栗田:当然ながら喫緊の課題だが、JP労組はかんぽ問題だけではなくグループ全体を見ている。かんぽ問題、(非正規社員にも正規社員同様の各種手当を認めた)労働法20条裁判、(土曜日配達をやめる)郵便法改正などいろいろなものがある。すべてに対して緊張感を持ってやっている。

かんぽは不正で調査を受けている渉外社員にとって大変な問題だが、窓口社員や、処分対象になっていない渉外社員の組合員の中からは違った意見も聞こえてきている。そもそも事業全体を見ても、今回の問題による信頼失墜やコロナ禍の打撃もあるが、金融市場の低金利や、郵便部数の減少傾向などコアビジネスすべてが厳しい状況にある。

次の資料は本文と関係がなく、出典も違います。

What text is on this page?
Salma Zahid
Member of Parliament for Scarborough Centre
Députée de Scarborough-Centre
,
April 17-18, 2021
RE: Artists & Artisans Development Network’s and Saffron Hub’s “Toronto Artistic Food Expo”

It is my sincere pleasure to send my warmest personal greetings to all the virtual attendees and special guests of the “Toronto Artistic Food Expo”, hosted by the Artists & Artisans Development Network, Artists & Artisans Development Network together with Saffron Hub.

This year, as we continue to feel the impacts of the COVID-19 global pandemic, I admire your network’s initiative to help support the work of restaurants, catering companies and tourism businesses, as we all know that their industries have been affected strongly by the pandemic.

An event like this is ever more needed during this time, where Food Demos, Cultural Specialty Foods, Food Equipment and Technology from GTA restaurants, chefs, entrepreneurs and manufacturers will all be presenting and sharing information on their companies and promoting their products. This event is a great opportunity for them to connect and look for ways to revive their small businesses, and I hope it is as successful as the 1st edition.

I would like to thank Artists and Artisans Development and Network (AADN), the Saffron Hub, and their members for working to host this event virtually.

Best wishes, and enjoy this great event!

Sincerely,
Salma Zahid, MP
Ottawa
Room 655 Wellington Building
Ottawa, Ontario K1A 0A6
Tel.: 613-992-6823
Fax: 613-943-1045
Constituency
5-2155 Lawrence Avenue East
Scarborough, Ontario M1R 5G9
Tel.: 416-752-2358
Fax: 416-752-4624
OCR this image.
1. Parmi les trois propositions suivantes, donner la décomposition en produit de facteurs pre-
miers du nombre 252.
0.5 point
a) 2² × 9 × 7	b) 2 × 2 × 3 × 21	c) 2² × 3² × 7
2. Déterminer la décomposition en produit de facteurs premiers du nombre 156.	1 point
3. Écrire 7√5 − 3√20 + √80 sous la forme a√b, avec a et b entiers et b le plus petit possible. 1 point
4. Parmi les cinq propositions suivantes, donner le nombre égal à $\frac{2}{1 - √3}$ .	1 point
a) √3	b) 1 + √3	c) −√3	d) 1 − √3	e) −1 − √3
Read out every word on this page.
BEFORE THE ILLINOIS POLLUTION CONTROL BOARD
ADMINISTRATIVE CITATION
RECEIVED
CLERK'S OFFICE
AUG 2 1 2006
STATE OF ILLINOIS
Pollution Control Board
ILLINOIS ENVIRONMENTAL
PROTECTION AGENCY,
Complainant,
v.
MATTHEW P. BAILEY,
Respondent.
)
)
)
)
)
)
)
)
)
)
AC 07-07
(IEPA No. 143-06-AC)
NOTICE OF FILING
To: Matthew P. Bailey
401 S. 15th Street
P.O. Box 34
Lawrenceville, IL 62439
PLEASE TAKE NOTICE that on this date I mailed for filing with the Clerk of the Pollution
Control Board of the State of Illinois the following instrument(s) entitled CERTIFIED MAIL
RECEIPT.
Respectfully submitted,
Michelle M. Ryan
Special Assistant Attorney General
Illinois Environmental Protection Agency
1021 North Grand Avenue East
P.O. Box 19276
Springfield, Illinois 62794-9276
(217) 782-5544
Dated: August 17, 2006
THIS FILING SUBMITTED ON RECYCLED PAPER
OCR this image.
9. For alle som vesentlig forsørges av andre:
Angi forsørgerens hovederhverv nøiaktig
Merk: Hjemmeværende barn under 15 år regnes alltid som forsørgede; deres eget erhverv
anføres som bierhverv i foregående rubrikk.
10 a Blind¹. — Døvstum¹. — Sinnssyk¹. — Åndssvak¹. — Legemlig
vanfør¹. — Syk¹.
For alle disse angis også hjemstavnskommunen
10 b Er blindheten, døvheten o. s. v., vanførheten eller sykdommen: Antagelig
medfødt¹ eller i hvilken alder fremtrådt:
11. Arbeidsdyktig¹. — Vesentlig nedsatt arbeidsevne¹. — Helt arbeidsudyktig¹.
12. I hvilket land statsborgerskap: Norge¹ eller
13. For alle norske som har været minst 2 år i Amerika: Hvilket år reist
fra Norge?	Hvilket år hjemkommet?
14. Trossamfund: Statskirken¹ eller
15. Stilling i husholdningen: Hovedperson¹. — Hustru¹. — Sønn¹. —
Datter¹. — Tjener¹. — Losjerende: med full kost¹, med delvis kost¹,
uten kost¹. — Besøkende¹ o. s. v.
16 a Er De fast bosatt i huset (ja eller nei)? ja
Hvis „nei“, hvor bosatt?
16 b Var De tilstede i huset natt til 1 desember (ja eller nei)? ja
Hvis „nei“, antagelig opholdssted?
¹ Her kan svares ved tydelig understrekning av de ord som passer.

われわれの第一の使命は雇用確保と労働条件の維持向上だが、このまま会社任せにしていたら、かんぽ問題だけでなく非常に難しい事業環境になる。郵政グループをいかに持続させていくか、その中での課題がたくさんある。

グループ全体の信頼を回復し組合員の雇用を守る

――JP労組としては、これまでの労使協調路線は保ちつつも、これからは会社に対して言うべきことを言っていく、ということですか。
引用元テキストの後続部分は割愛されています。